ESP Home - Stromzähler auslesen mit PoE - Homeassistant
Einleitung
Seit nunmehr zwei Jahren lebe ich in meiner aktuellen Wohnung. Bereits ab dem ersten Tag hatte ich Home Assistant im Einsatz, und meine Installation ist seitdem kontinuierlich gewachsen (ein Ende dieser Entwicklung sehe ich bisher nicht ^^). Um meinen Energieverbrauch zu tracken, habe ich bisher einen Zwischenzähler mit Modbus verwendet.
Letzte Woche habe ich mir nun einen kleinen Wunsch erfüllt und mir ein E-Auto zugelegt. Das Problem dabei war, dass der Verbrauch der Wallbox nicht mehr erfasst werden konnte, da mein Modbus-Zwischenzähler in der UVT (Unterverteilung) innerhalb der Wohnung installiert ist. Die Wallbox wird jedoch direkt im HVT (Hauptverteiler) im Keller angeschlossen. Entsprechend konnte ich meinen Gesamtverbrauch nicht mehr vollständig erfassen. Dieses Problem – zusammen mit der Tatsache, dass ich bisher keine Möglichkeit hatte, negative Verbräuche zu tracken (mein Balkonkraftwerk speist ins öffentliche Netz ein) – hat mich schließlich dazu bewegt, meinen Hauptzähler auslesen zu wollen. Damit begann meine Reise …
Hauptteil
Voraussetzungen damit alles funktioniert - Energie und Netzwerk...
Ich habe leider nicht den Luxus eines Eigenheims, daher muss ich mich den Gegebenheiten des Zählerraums mehr oder weniger anpassen.

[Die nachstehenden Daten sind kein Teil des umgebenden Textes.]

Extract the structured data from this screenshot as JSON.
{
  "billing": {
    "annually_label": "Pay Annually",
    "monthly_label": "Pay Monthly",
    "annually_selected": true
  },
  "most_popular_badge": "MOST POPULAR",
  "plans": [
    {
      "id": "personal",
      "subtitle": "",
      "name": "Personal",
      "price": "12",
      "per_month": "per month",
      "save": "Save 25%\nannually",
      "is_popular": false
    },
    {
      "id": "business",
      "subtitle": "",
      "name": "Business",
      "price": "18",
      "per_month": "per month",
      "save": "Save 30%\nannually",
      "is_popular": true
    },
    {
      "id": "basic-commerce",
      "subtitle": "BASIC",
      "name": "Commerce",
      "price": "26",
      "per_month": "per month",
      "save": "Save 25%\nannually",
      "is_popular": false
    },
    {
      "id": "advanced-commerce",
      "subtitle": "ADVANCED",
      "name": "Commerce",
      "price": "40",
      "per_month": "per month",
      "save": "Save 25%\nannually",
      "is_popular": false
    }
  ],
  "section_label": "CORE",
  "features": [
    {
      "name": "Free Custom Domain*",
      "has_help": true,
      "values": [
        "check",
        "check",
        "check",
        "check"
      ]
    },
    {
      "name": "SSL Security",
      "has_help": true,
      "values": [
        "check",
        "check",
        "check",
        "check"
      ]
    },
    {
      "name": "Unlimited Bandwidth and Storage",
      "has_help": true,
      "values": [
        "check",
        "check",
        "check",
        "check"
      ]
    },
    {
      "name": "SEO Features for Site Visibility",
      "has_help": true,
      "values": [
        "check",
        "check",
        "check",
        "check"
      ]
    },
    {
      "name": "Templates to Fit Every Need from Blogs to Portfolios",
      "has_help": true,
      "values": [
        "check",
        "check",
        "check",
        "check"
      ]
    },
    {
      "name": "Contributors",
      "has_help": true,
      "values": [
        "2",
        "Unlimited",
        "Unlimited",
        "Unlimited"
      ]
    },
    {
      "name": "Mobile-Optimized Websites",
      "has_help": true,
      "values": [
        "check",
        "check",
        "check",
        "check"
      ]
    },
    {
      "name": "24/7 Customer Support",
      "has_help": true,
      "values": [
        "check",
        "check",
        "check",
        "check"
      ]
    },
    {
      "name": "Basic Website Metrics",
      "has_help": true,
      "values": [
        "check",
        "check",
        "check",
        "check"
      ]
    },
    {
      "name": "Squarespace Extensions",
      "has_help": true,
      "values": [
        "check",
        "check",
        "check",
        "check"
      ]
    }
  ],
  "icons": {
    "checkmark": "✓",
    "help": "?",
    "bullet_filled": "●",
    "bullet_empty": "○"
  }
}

In meinem Fall bedeutet das, dass ich – anders als in meiner Wohnung – keine Wände öffnen darf, um Kabel zu verlegen. Das führte dazu, dass ich zu Beginn mit folgenden Herausforderungen konfrontiert war:
Keine Netzwerkverbindung jeglicher Art.
Kein Strom (ironischerweise direkt an der HVT^^).
Beides musste ich zuerst lösen, weshalb ich mich schnell auf die Suche nach einer geeigneten Lösung gemacht habe. In meinem Fall bestand diese in der zweckentfremdeten Nutzung eines vorhandenen Leerrohrs, das eigentlich dafür vorgesehen war, Lichtwellenleiter (LWL) in die Wohnung zu führen. Allerdings gibt es bis heute kein LWL bis zum Haus, und ich gehe auch nicht davon aus, dass sich das in naher Zukunft ändern wird.
Das eröffnete mir die Möglichkeit, mein erstes PoE-Projekt (Power over Ethernet) zu starten – eine Gelegenheit, die ich natürlich direkt ergriffen habe.
Ich habe also ein Netzwerkkabel von meinem Hauswirtschaftsraum (HWR) in der Wohnung in den Keller verlegt. Damit hatte ich nun endlich sowohl Energie als auch Netzwerk zur Verfügung. Der nächste Schritt bestand darin, die passende Hardware auszuwählen.
Hardwareauswahl Mikrocontroller
Wie so oft hat man bei der Auswahl der Hardware die Qual der Wahl. Meine Anforderungen an die Hardware sind denkbar bescheiden. Ich benötige einen Mikrocontroller, der irgendwie PoE nach 802.3af oder ähnlich macht, mit ESPHome kompatibel ist und angenehm zu verstauen ist. Also erstmal nichts besonderes und entsprechend ist die Auswahl.
Meine Favoriten waren dabei erstmal:
- Selfbuilt (Erstellen einer Platine mit genau meinen Wünschen)
- ESP32-POE-ISO
- LilyGo T-Internet POE
Schlussendlich wurde es für mich der LilyGo T-Internet POE. Kleiner Tipp am Rande: Wenn du auch so ein PoE Modul kaufen möchtest, nnutze die verlinkten Herstellerseiten (keine Provision). Diese sind bedeutend günstiger, als zum Beispiel von Amazon.
Ein wenig über Stromzähler aka. Moderne Messeinrichtungen...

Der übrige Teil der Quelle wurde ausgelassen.